La société à responsabilité limitée Gigi Design, établie et ayant son siège social à L-…, participa à une procédure de soumission publique, ouverte le 27 octobre 1999, relative à la fourniture de 13.000 chemises pour les besoins de la Police grand-ducale.

Suivant décision du ministre de l’Intérieur du 19 novembre 1999 la société fut déclarée adjudicataire pour les fournitures suivantes :

« - 6.050 chemises manches longues - 6.050 chemises manches courtes - 450 chemisiers manches longues - 450 chemisiers manches courtes - 1000 mètres d’étoffe pour chemises » au prix de son offre s’élevant à … francs hors TVA.

Après avoir été informé par courrier du directeur général de la Police grand-ducale du 2 février 2000 que la fourniture des chemises ainsi prévue accusait un grand retard et que l’étoffe présentée ne 2 correspondait pas à la fiche technique, le ministre de l’Intérieur s’est vu proposer par courrier émanant de la même autorité du 15 mars 2000 de procéder à la résiliation du marché en question.

Sur ce, le ministre s’adressa au président de la Commission des Soumissions aux fins de prendre position quant à la résiliation du contrat avec la société conformément à l’article 43 du règlement grand-ducal modifié de 1989 précité.

Après avoir adressé deux mises en demeure, datant respectivement des 31 mars et 25 avril 2000, à la société, le ministre, sur base notamment d’un avis de la Commission des Soumissions adopté lors de sa séance du 29 mars 2000 et porté à la connaissance du ministre par courrier du président de la commission du 30 avril 2000, procéda à l’annulation de l’arrêté ministériel prévisé du 19 novembre 1999 par arrêté ministériel datant du 11 mai 2000.

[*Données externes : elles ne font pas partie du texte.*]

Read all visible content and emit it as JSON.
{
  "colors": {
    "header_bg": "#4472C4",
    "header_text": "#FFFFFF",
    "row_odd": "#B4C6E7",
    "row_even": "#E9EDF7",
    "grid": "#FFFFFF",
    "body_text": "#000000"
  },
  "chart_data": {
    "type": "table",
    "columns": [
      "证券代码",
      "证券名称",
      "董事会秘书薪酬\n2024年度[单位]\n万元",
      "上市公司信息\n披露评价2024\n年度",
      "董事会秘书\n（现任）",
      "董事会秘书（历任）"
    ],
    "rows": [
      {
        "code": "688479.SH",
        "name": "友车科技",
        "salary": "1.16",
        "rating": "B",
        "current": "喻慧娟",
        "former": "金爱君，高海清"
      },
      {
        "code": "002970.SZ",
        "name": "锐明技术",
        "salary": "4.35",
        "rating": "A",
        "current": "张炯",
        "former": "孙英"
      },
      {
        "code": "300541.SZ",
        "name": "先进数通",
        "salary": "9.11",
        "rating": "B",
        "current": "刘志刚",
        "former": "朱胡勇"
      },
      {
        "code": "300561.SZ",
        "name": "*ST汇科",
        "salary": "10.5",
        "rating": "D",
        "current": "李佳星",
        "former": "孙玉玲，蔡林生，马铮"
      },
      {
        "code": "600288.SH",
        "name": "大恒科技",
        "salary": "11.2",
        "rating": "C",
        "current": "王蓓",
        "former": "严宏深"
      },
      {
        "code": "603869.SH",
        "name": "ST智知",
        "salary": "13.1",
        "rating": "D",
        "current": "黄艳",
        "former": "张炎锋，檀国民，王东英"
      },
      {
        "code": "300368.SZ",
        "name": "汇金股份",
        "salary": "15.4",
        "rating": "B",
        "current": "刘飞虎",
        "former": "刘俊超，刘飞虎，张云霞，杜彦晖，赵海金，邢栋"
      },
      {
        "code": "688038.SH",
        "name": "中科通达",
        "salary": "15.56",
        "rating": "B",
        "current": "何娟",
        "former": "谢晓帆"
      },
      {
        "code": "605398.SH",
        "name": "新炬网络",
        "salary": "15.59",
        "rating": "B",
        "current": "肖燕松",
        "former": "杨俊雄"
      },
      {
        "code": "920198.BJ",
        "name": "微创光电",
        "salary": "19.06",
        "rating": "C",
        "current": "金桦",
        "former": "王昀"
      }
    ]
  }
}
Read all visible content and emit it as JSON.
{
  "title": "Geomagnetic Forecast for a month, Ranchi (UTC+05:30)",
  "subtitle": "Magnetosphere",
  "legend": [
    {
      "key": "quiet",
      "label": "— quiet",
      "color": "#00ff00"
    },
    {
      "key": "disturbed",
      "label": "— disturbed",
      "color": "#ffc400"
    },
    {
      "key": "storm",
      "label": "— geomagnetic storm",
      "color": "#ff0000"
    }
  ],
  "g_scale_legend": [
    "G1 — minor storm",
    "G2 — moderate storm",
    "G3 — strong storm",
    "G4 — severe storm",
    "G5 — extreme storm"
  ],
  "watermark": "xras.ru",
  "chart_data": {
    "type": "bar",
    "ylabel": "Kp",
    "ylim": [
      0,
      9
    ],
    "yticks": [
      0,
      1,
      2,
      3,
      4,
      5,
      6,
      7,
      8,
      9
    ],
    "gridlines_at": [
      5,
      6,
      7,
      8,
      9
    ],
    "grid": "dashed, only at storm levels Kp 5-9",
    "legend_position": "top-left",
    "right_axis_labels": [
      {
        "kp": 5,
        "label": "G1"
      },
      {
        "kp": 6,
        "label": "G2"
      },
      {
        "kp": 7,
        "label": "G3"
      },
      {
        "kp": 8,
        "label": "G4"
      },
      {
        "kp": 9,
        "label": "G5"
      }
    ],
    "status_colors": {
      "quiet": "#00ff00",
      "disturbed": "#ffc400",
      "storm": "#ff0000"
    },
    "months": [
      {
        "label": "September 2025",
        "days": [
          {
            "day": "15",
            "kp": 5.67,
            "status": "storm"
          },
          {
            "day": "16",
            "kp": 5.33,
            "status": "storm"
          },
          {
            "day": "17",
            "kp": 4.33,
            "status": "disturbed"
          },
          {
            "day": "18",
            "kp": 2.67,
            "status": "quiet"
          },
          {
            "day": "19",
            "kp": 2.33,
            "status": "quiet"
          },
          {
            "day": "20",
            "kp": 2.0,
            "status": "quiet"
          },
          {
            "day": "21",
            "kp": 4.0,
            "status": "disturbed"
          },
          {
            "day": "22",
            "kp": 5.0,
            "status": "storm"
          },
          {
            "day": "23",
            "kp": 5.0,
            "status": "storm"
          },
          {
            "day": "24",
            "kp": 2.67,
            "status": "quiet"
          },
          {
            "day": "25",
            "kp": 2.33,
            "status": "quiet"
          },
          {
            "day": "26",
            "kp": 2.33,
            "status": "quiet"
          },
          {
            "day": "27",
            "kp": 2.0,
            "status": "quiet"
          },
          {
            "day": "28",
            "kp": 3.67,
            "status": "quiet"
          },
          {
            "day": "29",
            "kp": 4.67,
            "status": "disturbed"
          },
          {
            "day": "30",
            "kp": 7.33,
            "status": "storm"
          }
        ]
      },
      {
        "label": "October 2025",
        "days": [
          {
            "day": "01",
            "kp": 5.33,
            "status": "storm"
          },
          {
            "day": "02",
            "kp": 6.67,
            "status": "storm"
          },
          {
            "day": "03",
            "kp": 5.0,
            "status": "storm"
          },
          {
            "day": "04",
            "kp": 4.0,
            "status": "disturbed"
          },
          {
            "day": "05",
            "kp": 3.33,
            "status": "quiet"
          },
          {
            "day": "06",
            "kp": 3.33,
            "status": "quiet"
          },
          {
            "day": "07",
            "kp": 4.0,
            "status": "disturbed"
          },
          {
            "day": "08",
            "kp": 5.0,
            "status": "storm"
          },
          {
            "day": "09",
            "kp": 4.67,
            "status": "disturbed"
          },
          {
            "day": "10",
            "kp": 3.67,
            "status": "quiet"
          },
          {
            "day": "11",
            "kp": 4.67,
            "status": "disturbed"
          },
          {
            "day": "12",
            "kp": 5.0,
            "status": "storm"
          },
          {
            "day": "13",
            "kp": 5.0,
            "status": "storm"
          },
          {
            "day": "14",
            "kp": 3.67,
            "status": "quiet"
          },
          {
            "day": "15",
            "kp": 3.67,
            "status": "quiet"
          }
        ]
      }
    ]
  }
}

A l’encontre de cet arrêté ministériel, la société a fait introduire un recours en annulation par requête déposée en date du 16 juin 2000.

Le juge administratif, saisi d’un recours en annulation, doit vérifier la légalité et la régularité formelle de l’acte administratif attaqué.

L’appréciation des faits échappe au juge de la légalité, qui n’a qu’à vérifier l’exactitude matérielle des faits pris en considération par la décision.

Le jugement attaqué du 17 janvier 2001 a retenu que le ministre a sollicité préalablement à la prise de l’arrêté ministériel litigieux l’avis de la Commission des Soumissions quant à la résiliation du contrat avec la société, ceci conformément aux dispositions réglementaires en vigueur.

Il se dégage des pièces versées au dossier et plus particulièrement du courrier du président de la commission datant du 30 mars 2000, que lors de sa séance du 29 mars 2000 la commission, à l’unanimité des membres présents, a jugé les faits portés à sa connaissance « suffisamment graves pour justifier une résiliation du marché » en retenant plus particulièrement « 1) que l’adjudicataire n’a pas respecté les délais de livraison. Il est à noter que le délai a été l’un des critères d’adjudication de sorte que le non-respect de celui-ci constitue une défaillance très grave ;

2) qu’après maints rappels le responsable de Gigi Design n’est toujours pas à même de présenter un tissu conforme aux dispositions du cahier spécial des charges (composition, poids, couleur). » Il se dégage encore des pièces versées au dossier qu’après s’être vu adresser une première mise en demeure datant du 31 mars 2000, la société Gigi Design, par courrier de son mandataire datant du 12 avril 2000, a demandé à être entendue dans ses explications par la Commission des Soumissions pour amplifier de vive voix ses arguments afférents contenus dans une lettre du 29 mars 2000 adressée à la Police grand-ducale.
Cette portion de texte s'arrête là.